A few months ago I got a call from my agent. That doesn't happen often enough for any actor so I always like it when they call. This time she said I had an offer from Matt Weiner to work for a day, maybe two, on Madmen. I immediately liked the idea of Mad Men but I wasn't so thrilled about the "one or two day" thing. She said they would pay X dollars if it was one day and two times that if it was more than one. ("X" being a quantity quite a bit smaller than the "X" I was used to in days gone by), but the thing is, days had gone by and much had changed for me since "X" was a living wage. It was sounding like a very insignificant part on a very significant show. I asked my agent to get some details about the character. She said there were no details available. Excuse me?? I asked if there was a script. She said there was no script available. Excuse me?? I asked if the character was important to the story and she said that information was not available. Excuse me?? All she could say was one day for X dollars and two times for more than one day, beyond that, nothing. What to do? I had been acting for more than 30 years and had never been asked to show up for work without knowing whom I was playing. It went against all my years of training. Why, I had to build a character! I had to write a biography! I had to dig into my Stanislavski, Boleslavsky, Strasburg, Hagen, Katselas and Moss and breath life into an ephemeral non-existent being that would occupy my body whenever it heard the word, "Action!"

How could I create without knowing what I was creating? And why would I do that for just one day and for "X," for God's sake! My ego was not pleased. But then I heard the voice of Lee Strasberg, my teacher in the '80s, "There are no small parts... etc." All of my teachers had repeated that mantra over and over throughout the years and I began to feel like a very small actor, indeed. I checked my calendar. I wasn't doing anything special on the day I was supposed to show up for the unknown part so I called my agent and told her that I would do it as long as they could guarantee that I would not turn out to be a gay pedophile.
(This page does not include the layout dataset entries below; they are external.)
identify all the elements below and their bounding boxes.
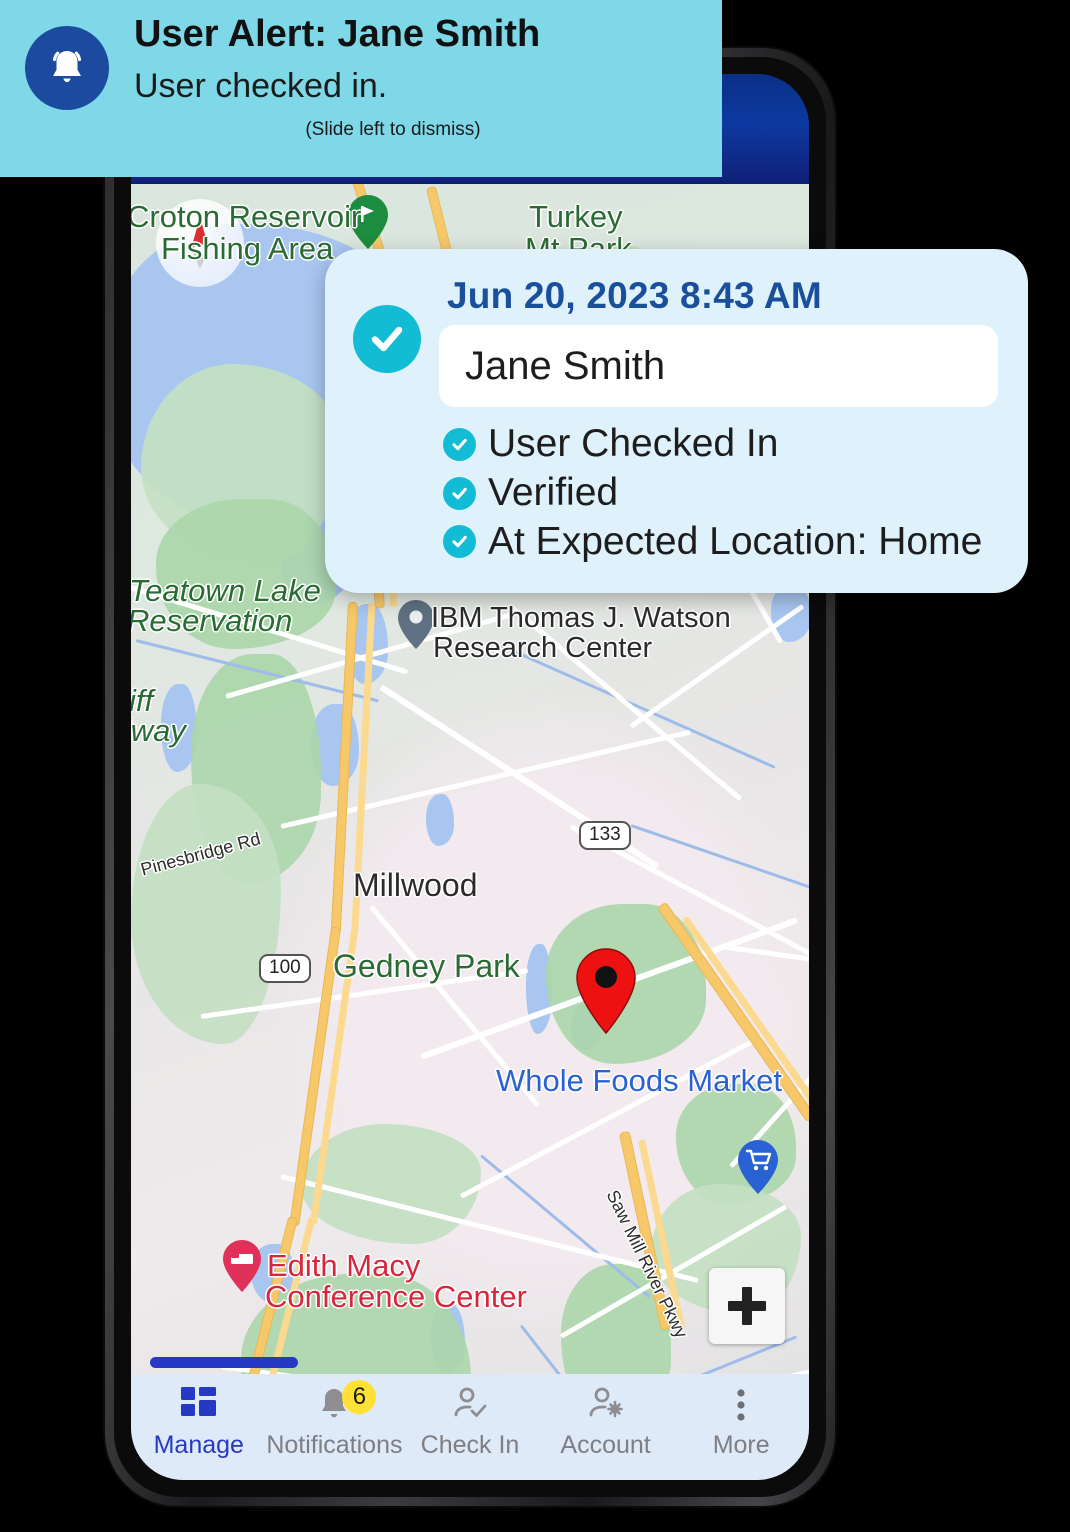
nav-label-notifications: Notifications	[266, 1431, 403, 1459]
user-name-value: Jane Smith	[465, 343, 666, 388]
status-label-expected-location: At Expected Location: Home	[488, 519, 983, 563]
screenshot-root: Croton Reservoir Fishing Area Turkey Mt …	[0, 0, 1070, 1532]
map-label-turkey: Turkey	[529, 199, 623, 234]
map-label-fishing-area: Fishing Area	[161, 231, 334, 266]
check-circle-icon	[443, 525, 476, 559]
nav-label-account: Account	[560, 1431, 651, 1459]
user-alert-notification-banner[interactable]: User Alert: Jane Smith User checked in. …	[0, 0, 722, 177]
bell-icon: 6	[314, 1380, 377, 1426]
alert-subtitle: User checked in.	[134, 66, 388, 105]
nav-label-manage: Manage	[153, 1431, 244, 1459]
kebab-menu-icon	[721, 1384, 761, 1426]
nav-item-manage[interactable]: Manage	[131, 1384, 267, 1460]
map-label-gedney-park: Gedney Park	[333, 948, 520, 984]
checkin-detail-card[interactable]: Jun 20, 2023 8:43 AM Jane Smith User Che…	[325, 249, 1028, 593]
nav-item-notifications[interactable]: 6 Notifications	[266, 1380, 403, 1460]
alert-dismiss-hint: (Slide left to dismiss)	[305, 119, 481, 141]
person-gear-icon	[586, 1384, 626, 1426]
map-zoom-in-button[interactable]	[709, 1268, 785, 1344]
check-circle-icon	[443, 476, 476, 510]
checkin-timestamp: Jun 20, 2023 8:43 AM	[447, 275, 822, 316]
map-label-whole-foods-market: Whole Foods Market	[496, 1063, 782, 1098]
alert-icon-container	[0, 14, 134, 110]
user-location-pin[interactable]	[574, 947, 638, 1035]
checkin-card-body: Jun 20, 2023 8:43 AM Jane Smith User Che…	[439, 275, 998, 567]
map-label-railway: ilway	[131, 713, 186, 748]
map-label-edith-macy-2: Conference Center	[265, 1279, 527, 1314]
map-label-reservation: Reservation	[131, 603, 293, 638]
alert-text-container: User Alert: Jane Smith User checked in. …	[134, 13, 722, 141]
ibm-research-poi-marker[interactable]	[396, 599, 436, 656]
status-row-checked-in: User Checked In	[443, 421, 998, 468]
nav-label-checkin: Check In	[420, 1431, 520, 1459]
bell-icon	[25, 26, 109, 110]
nav-label-more: More	[712, 1431, 770, 1459]
checkin-status-list: User Checked In Verified At Expected Loc…	[439, 421, 998, 565]
map-route-shield-133: 133	[579, 821, 631, 850]
map-water-pond-e	[426, 794, 454, 846]
bottom-navigation-bar: Manage 6 Notifications Check In Account …	[131, 1374, 809, 1480]
map-label-ibm-research-1: IBM Thomas J. Watson	[431, 602, 731, 634]
status-row-expected-location: At Expected Location: Home	[443, 519, 998, 566]
check-circle-icon	[353, 305, 421, 373]
map-route-shield-100: 100	[259, 954, 311, 983]
nav-item-account[interactable]: Account	[538, 1384, 674, 1460]
edith-macy-poi-marker[interactable]	[221, 1239, 263, 1298]
user-name-input[interactable]: Jane Smith	[439, 325, 998, 407]
status-label-checked-in: User Checked In	[488, 422, 779, 465]
status-label-verified: Verified	[488, 470, 619, 514]
plus-icon	[728, 1287, 766, 1325]
active-tab-indicator	[150, 1357, 298, 1368]
map-label-millwood: Millwood	[353, 867, 478, 903]
alert-title: User Alert: Jane Smith	[134, 13, 541, 55]
check-circle-icon	[443, 427, 476, 461]
map-label-ibm-research-2: Research Center	[433, 632, 653, 664]
person-check-icon	[450, 1384, 490, 1426]
status-row-verified: Verified	[443, 470, 998, 517]
notifications-badge: 6	[342, 1380, 377, 1414]
whole-foods-poi-marker[interactable]	[736, 1139, 780, 1200]
nav-item-checkin[interactable]: Check In	[402, 1384, 538, 1460]
nav-item-more[interactable]: More	[673, 1384, 809, 1460]
map-label-croton-reservoir: Croton Reservoir	[131, 199, 362, 234]
dashboard-icon	[179, 1384, 219, 1426]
That's where I drew the line! I had just spent a spectacular two seasons on Shameless most gratefully and most shamelessly playing a shameless gay pedophile for the incomparable John Wells and the last thing I needed was to set that particular hook. I showed up for work, they put me in a tux, gave me some big glasses to wear and told me my name was Jim Cutler and that I had bad breath. They also told me that I liked girls and that my name was on the door of the firm where Peggy had gone to work during the preceding season. Whew!

The following week, I got a check and was asked to come back for more. Whew!

Just to be clear, my long hiatus from the business was not entirely unintentional. After LA Law, I became obsessed with climate change and some new technologies that might help mitigate its effects and I focused a lot of my attention there. I also got married and started a family while Hollywood moved away from Hollywood. Hollywood's exodus from itself worked out well for me because I vowed to stay close to the family and, since most of the work was in a different time zone, I got to put my kids to bed most nights for a decade or so. I did have mouths to feed, however, and that meant taking some funky jobs in town to make ends meet. Most of those gigs turned out to be much cooler than they first appeared so I got lucky there. I got lucky again when I was asked to meet Larry David for a part on Curb Your Enthusiasm. I'm convinced that whole thing was a mistake and that Larry David would not have seen me if he had really known who I was. But that's a moot point now because he laughed when I read with him and the next thing I knew I was Big Dog telling Larry David to go f**k himself on TV and I was officially "back in the game." Thank you, Larry David. Thank you, John Wells. Thank you, Matt Weiner. Whew!